---
name: plugin-tasks
description: Generate a structured task list for building a WordPress plugin feature or entire plugin. Reads a PRD file produced by /plugin-plan and outputs a markdown file with sequential, testable steps.
disable-model-invocation: true
argument-hint: <path-to-prd-file>
allowed-tools: Read, Write, Bash, Grep, Glob
---

# Generate WordPress Plugin Task List

You are generating a task list for a WordPress plugin development project. You will read a PRD (Product Requirements Document) and translate it into a structured, sequential set of build tasks.

## Input

PRD file to use: **$ARGUMENTS**

If no argument is provided, look for `PRD.md` in the project root. If multiple `PRD-*.md` files exist, list them and ask the user which one to use.

If the argument is not a file path (i.e. it looks like a plain description rather than a filename), that's fine — treat it as a direct description and proceed. But tell the user that for better results, they should run `/plugin-plan` first to produce a PRD.

## Process

1. **Read the PRD.** Load the full PRD into context. Understand the plugin's purpose, data model, features, integrations, lifecycle, and testing strategy.

2. **Research the codebase.** Before writing tasks, check the current project directory for existing code, an existing CLAUDE.md, composer.json, package.json, or any prior task files. Understand what already exists so you don't duplicate work or contradict existing architecture.

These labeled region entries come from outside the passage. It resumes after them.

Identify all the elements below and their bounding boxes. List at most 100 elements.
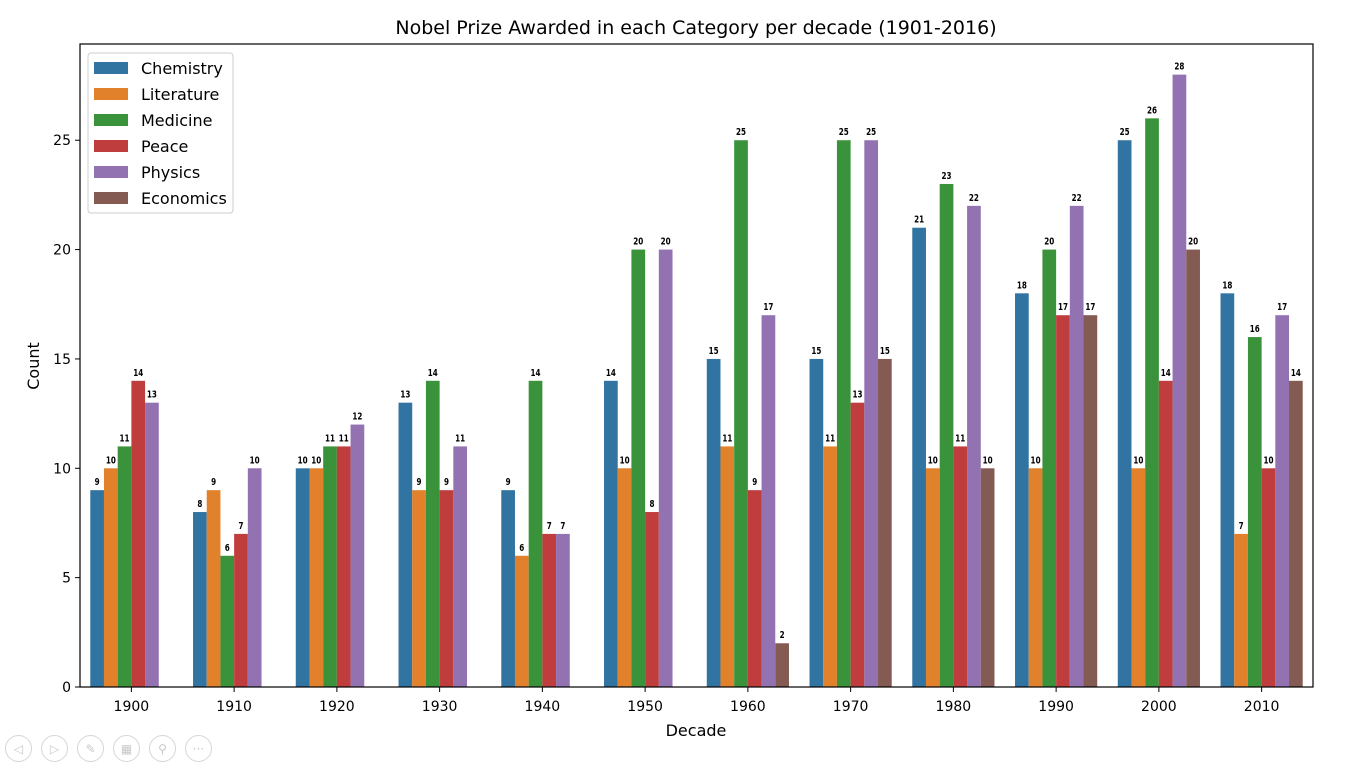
data-label: 21 — [914, 215, 924, 226]
bar-literature-1920 — [309, 468, 324, 687]
data-label: 9 — [752, 477, 757, 488]
data-label: 10 — [311, 456, 321, 467]
x-tick-label: 1950 — [627, 699, 663, 715]
bar-medicine-1930 — [425, 380, 440, 687]
bar-chemistry-1970 — [809, 358, 824, 687]
data-label: 11 — [120, 434, 130, 445]
bar-medicine-1990 — [1042, 249, 1057, 688]
bar-peace-2000 — [1158, 380, 1173, 687]
data-label: 11 — [825, 434, 835, 445]
x-tick-label: 1920 — [319, 699, 355, 715]
pen-icon: ✎ — [85, 741, 96, 756]
data-label: 28 — [1174, 62, 1184, 73]
x-tick-label: 2010 — [1244, 699, 1280, 715]
data-label: 17 — [763, 302, 773, 313]
data-label: 22 — [969, 193, 979, 204]
legend-label: Chemistry — [141, 59, 223, 78]
legend-swatch — [94, 88, 128, 100]
zoom-button[interactable]: ⚲ — [149, 735, 176, 762]
bar-chemistry-2010 — [1220, 293, 1235, 687]
data-label: 15 — [880, 346, 890, 357]
data-label: 11 — [325, 434, 335, 445]
more-button[interactable]: ··· — [185, 735, 212, 762]
x-tick-label: 1990 — [1038, 699, 1074, 715]
bar-chemistry-1980 — [912, 227, 926, 687]
legend-label: Medicine — [141, 111, 212, 130]
bar-literature-1960 — [720, 446, 735, 687]
bar-literature-2000 — [1131, 468, 1146, 687]
bar-medicine-2010 — [1247, 337, 1262, 687]
bar-chemistry-1940 — [501, 490, 515, 687]
y-axis-label: Count — [24, 342, 43, 390]
bar-medicine-1920 — [323, 446, 337, 687]
legend-label: Economics — [141, 189, 227, 208]
y-tick-label: 15 — [53, 352, 71, 368]
data-label: 17 — [1058, 302, 1068, 313]
legend-swatch — [94, 166, 128, 178]
x-tick-label: 1910 — [216, 699, 252, 715]
previous-button[interactable]: ◁ — [5, 735, 32, 762]
data-label: 10 — [620, 456, 630, 467]
bar-peace-1990 — [1056, 315, 1070, 687]
data-label: 20 — [1188, 237, 1198, 248]
bar-economics-2010 — [1289, 380, 1303, 687]
x-tick-label: 1980 — [936, 699, 972, 715]
legend-label: Physics — [141, 163, 200, 182]
bar-peace-1940 — [542, 533, 557, 687]
data-label: 17 — [1085, 302, 1095, 313]
data-label: 11 — [455, 434, 465, 445]
y-tick-label: 10 — [53, 461, 71, 477]
data-label: 10 — [298, 456, 308, 467]
bar-medicine-1940 — [528, 380, 543, 687]
next-button[interactable]: ▷ — [41, 735, 68, 762]
data-label: 25 — [1120, 128, 1130, 139]
data-label: 14 — [1161, 368, 1171, 379]
data-label: 13 — [147, 390, 157, 401]
next-icon: ▷ — [49, 741, 60, 756]
data-label: 9 — [211, 477, 216, 488]
data-label: 8 — [649, 499, 654, 510]
bar-chemistry-1950 — [604, 380, 618, 687]
slides-button[interactable]: ▦ — [113, 735, 140, 762]
data-label: 10 — [1031, 456, 1041, 467]
y-tick-label: 0 — [62, 680, 71, 696]
slides-icon: ▦ — [120, 741, 133, 756]
legend-swatch — [94, 192, 128, 204]
legend-swatch — [94, 62, 128, 74]
bar-peace-1980 — [953, 446, 968, 687]
legend-label: Peace — [141, 137, 188, 156]
data-label: 10 — [928, 456, 938, 467]
bar-chemistry-1920 — [295, 468, 310, 687]
data-label: 22 — [1072, 193, 1082, 204]
data-label: 18 — [1222, 281, 1232, 292]
pen-button[interactable]: ✎ — [77, 735, 104, 762]
bar-literature-1980 — [925, 468, 940, 687]
bar-peace-1910 — [234, 533, 248, 687]
bar-physics-2000 — [1172, 74, 1187, 688]
bar-physics-1940 — [556, 533, 570, 687]
x-tick-label: 1940 — [525, 699, 561, 715]
data-label: 6 — [225, 543, 230, 554]
bar-medicine-1980 — [939, 183, 954, 688]
bar-economics-1980 — [980, 468, 995, 687]
x-axis-label: Decade — [666, 721, 727, 740]
data-label: 13 — [400, 390, 410, 401]
previous-icon: ◁ — [13, 741, 24, 756]
data-label: 11 — [339, 434, 349, 445]
bar-chemistry-1990 — [1015, 293, 1029, 687]
x-tick-label: 1970 — [833, 699, 869, 715]
data-label: 10 — [1133, 456, 1143, 467]
bar-physics-1970 — [864, 140, 879, 687]
bar-chemistry-2000 — [1117, 140, 1132, 687]
data-label: 23 — [942, 171, 952, 182]
data-label: 2 — [780, 631, 785, 642]
bar-chemistry-1910 — [193, 512, 207, 687]
data-label: 7 — [560, 521, 565, 532]
y-tick-label: 5 — [62, 571, 71, 587]
data-label: 25 — [839, 128, 849, 139]
data-label: 11 — [955, 434, 965, 445]
bar-medicine-1970 — [836, 140, 851, 687]
bar-medicine-2000 — [1145, 118, 1159, 688]
data-label: 11 — [722, 434, 732, 445]
data-label: 12 — [352, 412, 362, 423]
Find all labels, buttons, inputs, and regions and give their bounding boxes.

3. **Write the task list.** Produce a markdown file at `TASKS.md` in the project root (or if one already exists, create `TASKS-<slugified-feature-name>.md`).

## Task List Format

Use this exact structure:

```markdown
# Task List: [Feature/Plugin Name]

> Generated from: [PRD file path or direct description]
> Date: [today's date]

## Overview

[2-3 sentences explaining what will be built and the high-level approach.]

## Prerequisites

- [ ] [Any setup steps needed before development starts, e.g. "Run composer install", "Ensure wp-env is configured"]

## 1. [First Logical Group — e.g. "Data Layer"]

- [ ] **1.1** [Short task title]
  - What: [One sentence explaining the work]
  - Test: [How to verify this step works before moving on]

- [ ] **1.2** [Short task title]
  - What: [One sentence explaining the work]
  - Test: [How to verify this step works before moving on]

## 2. [Second Logical Group — e.g. "Admin UI"]

- [ ] **2.1** [Short task title]
  - What: [One sentence explaining the work]
  - Test: [How to verify this step works before moving on]

## [Continue numbering groups...]

## Final Checks

- [ ] Run PHPCS — `composer lint`
- [ ] Run PHPStan — `composer analyse`
- [ ] Run PHPUnit — run via wp-env
- [ ] Run Playwright e2e tests if applicable
- [ ] Manual smoke test in browser
```

## Rules

- **Every task must be testable in isolation.** If a task can't be verified on its own, break it down further.
- **Tasks must be sequential.** No task should depend on something that comes later in the list.
- **Keep tasks small.** Each task should be completable in a single focused session. If a task description needs more than two sentences, it's too big — split it.
- **Group logically.** Common groups: Data Layer, Admin UI, Frontend Output, REST API, Block Editor, CLI Commands, Testing, Documentation. Only include groups relevant to the feature.
- **Include the test for each task.** This can be "verify in admin", "run PHPUnit test X", "check REST endpoint returns 200", "confirm block renders in editor", etc. The point is that the developer knows exactly how to confirm the step is done before moving on.
- **Include file paths where possible.** If a task creates or modifies a file, mention which file.
- **Don't include boilerplate setup tasks that already exist.** Check the project first.

## After Generating

Once the file is saved, tell the user:
- The file path where the task list was saved.
- The total number of tasks.
- Any PRD sections that were ambiguous or produced assumptions — flag these so the developer can verify.
- Suggest they review it and adjust before starting, then use `/plugin-build` to begin working through it.